One of the questions our applications team is most commonly asked is “Why aren’t my systems producing the exact same results?” Over years of applications consulting, we have found that optimizing the test configuration by instructing labs to use the same method files, implement standard operating procedures (SOPs) and use equivalent test setups is the best way to minimize test result differences. However, application engineers can only do so much as differences do exist in the real world. For example, every mechanical testing system is different, laboratories have different operators using their systems, different samples are actually being tested, and each specimen being tested is prepared with slight differences. There are many sources and reasons that may cause these differences and the sum of the differences may produce an overall error in the test results. Sources of error specific to materials testing are summarized in Figure 1.
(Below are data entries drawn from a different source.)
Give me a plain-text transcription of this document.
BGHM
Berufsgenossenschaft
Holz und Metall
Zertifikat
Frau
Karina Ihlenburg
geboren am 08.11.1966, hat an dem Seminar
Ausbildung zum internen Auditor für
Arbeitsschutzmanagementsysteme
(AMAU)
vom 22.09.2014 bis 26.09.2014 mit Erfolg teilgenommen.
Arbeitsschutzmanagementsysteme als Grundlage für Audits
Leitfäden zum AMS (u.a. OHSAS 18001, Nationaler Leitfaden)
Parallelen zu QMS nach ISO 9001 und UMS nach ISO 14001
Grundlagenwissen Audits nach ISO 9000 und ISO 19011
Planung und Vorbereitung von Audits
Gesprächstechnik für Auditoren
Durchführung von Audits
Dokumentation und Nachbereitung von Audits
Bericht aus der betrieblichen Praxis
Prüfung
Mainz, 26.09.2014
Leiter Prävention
While most users of materials testing equipment can understand these sources of error and do their best to minimize testing errors, eliminating error altogether is not possible. As companies grow, it is even more difficult to reduce sources of error between multiple test systems, multiple laboratories, and multiple geographic locations. Since error can never be eliminated, the next best option quality professionals have is to understand and quantify the error. One approach to both quantify and understand sources of error is to perform a gage repeatability and reliability (GR&R) study on a measurement system.

To adopt GR&R to materials testing, the gage is a test result (i.e. modulus), and repeatability and reliability relate to using the measurement system to obtain that gage. According to ASTM E177-14, Standard Practice for Use of the Terms Precision and Bias in ASTM Test Methods, the definitions of repeatability and reproducibility are as follows:

Repeatability: conditions where independent test results are obtained with the same method on identical test items in the same laboratory by the same operator using the same equipment within short intervals of time.

Reproducibility: conditions where test results are obtained with the same method on identical test items in different laboratories with different operators using different equipment.

The goal of repeatability is to determine how accurate the materials testing system is at measuring the gage. The goal of reproducibility is to measure operator variation.

GR&R is a common statistical tool. The purpose of a GR&R study is to uncover the cause of variation from a measurement device (or gage) and classify the source of this variation as either from the device itself or the operator of the device. As a lab’s capabilities expand, either by adding additional equipment or opening a new facility, it is important to first conduct a controlled experiment, such as a GR&R, to ensure repeatability can be achieved and the expected variance between systems can be quantified.

When designing a GR&R study it is important to select a range of materials that is representative of what the system will be used for. While more materials and more specimens can lead to a better output from the experiment, the number of tests required increases very quickly. In the example Figure 2 illustrates, three operators and three materials were used for each frame. This image represents one trial. Often at least eight to ten trials are used, although this number can vary depending on the design of the experiment. In this example, this would mean ninety tests per machine.

There are several commercially available tools that can help to design and analyze the results of a GR&R study.

Other tools

While GR&R has proven to be a useful tool for materials testing professionals to understand their sources of error, our systems for destructive materials testing are considered very complex compared to other gages that GR&R was originally intended to measure. For instance, materials testing systems have many parts: the frame, load cell, extensometer, grips and fixtures, software, and operator. Before performing a GR&R it is imperative that all these individual measurement systems are verified and calibrated. Our service team has the ability to calibrate and verify to international standards such as ASTM F74 and ISO 376 for calibrations and ASTM E4 and ISO 7500-1 for verification. Important verifications include: alignment, displacement, speed, temperature, and strain verifications. Force and creep calibration are also important.

Although equipment model, product generation, and software build often have little impact on error, the medical industry takes all possible sources of error seriously. The FDA 21 CFR 820.72 establishes practices for installation qualification (IQ) and operational qualification (OQ). IQ is an installation qualification process designed to establish that the measurement system is installed correctly. This process often documents installation conditions, operation of the machine and safety features, organization of system manuals and certifications, environment conditions, and preventative maintenance. IQ focuses on both the system and the software. OQ is designed to verify the proper operation of the testing system, and that the system is able to produce valid results. Within the OQ process, functionality of the software is checked and validation of any specific calculations would occur. For many medical device companies, IQ/OQ is performed, calibrations and verifications are completed, and then a procedural or process qualification (PQ) is conducted. PQ takes into account different operators and in some cases is a full GR&R study.

Conclusion

While there can be many reasons why different or even the same system are not producing consistent results, a GR&R study may help to understand why variation in testing results exists. GR&R identifies whether it is the measurement device itself or the operator that is causing variation. For some industries, like biomedical, there may be additional verification and calibration requirements that would prevent the likelihood of error. As organizations grow, there is an increased need to understand variations that can occur with different systems in different labs in different geographies, and a GR&R study is a way to ensure testing results are consistent and measurement is repeatable and reproducible.